Photoactivated Nanoflares for mRNA Detection in Single Living Cells
journal contributionposted on 14.01.2019, 00:00 by Meihua Lin, Xiaoqing Yi, Fujian Huang, Xin Ma, Xiaolei Zuo, Fan Xia
Gold nanoparticles (AuNPs) have shown great promise as a universal platform for biosensing and are often functionalized with a densely packed DNA for intracellular detection.
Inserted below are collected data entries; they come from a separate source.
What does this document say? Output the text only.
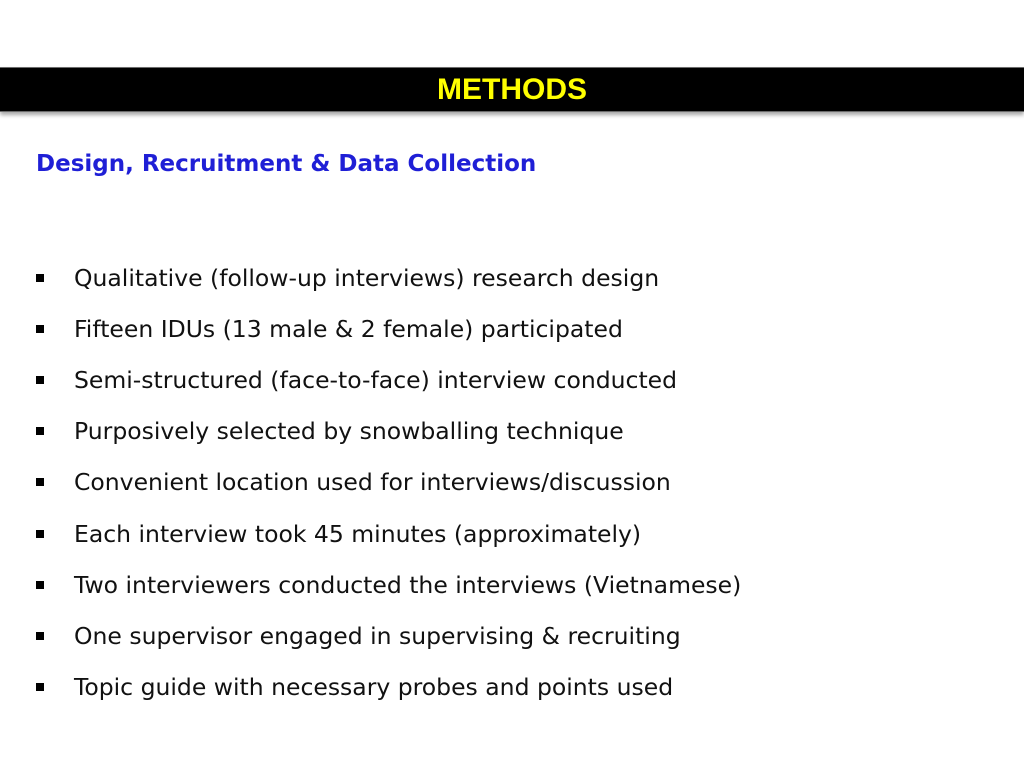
METHODS
Design, Recruitment & Data Collection
Qualitative (follow-up interviews) research design
Fifteen IDUs (13 male & 2 female) participated
Semi-structured (face-to-face) interview conducted
Purposively selected by snowballing technique
Convenient location used for interviews/discussion
Each interview took 45 minutes (approximately)
Two interviewers conducted the interviews (Vietnamese)
One supervisor engaged in supervising & recruiting
Topic guide with necessary probes and points used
While DNA–AuNP conjugates, such as nanoflares, have been used for single and multiple mRNA molecules detection in living cells, the target recognition reaction is triggered once they enter into cells, making it impossible to control the initial reaction at the desired time. To solve this problem, we have designed photoactivated (PA) nanoflares for intracellular mRNA analysis with high spatiotemporal control. PA nanoflares consist of AuNP and photoresponsive DNA hairpin probes. Without UV irradiation, the DNA hairpin could be kept unawakened and show no reactivity to target the probe. Upon UV activation, the hairpin structures are destroyed and expose the sticky domains, which act as toeholds to mediate strand displacement reactions, making flares release from the gold surface and causing an increase of fluorescence. By tuning light irradiation, PA nanoflares for mRNA detection in living cells can be temporally controlled. With the benefit from two-photon laser illumination, PA nanoflares can detect mRNA in selective cells at a desired time point at the single-cell level. Compared to the traditional nanoflares, the novel PA nanoflares have increased the detection sensitivity and achieved intracellular biomarkers detection at the single-cell level with high spatiotemporal control.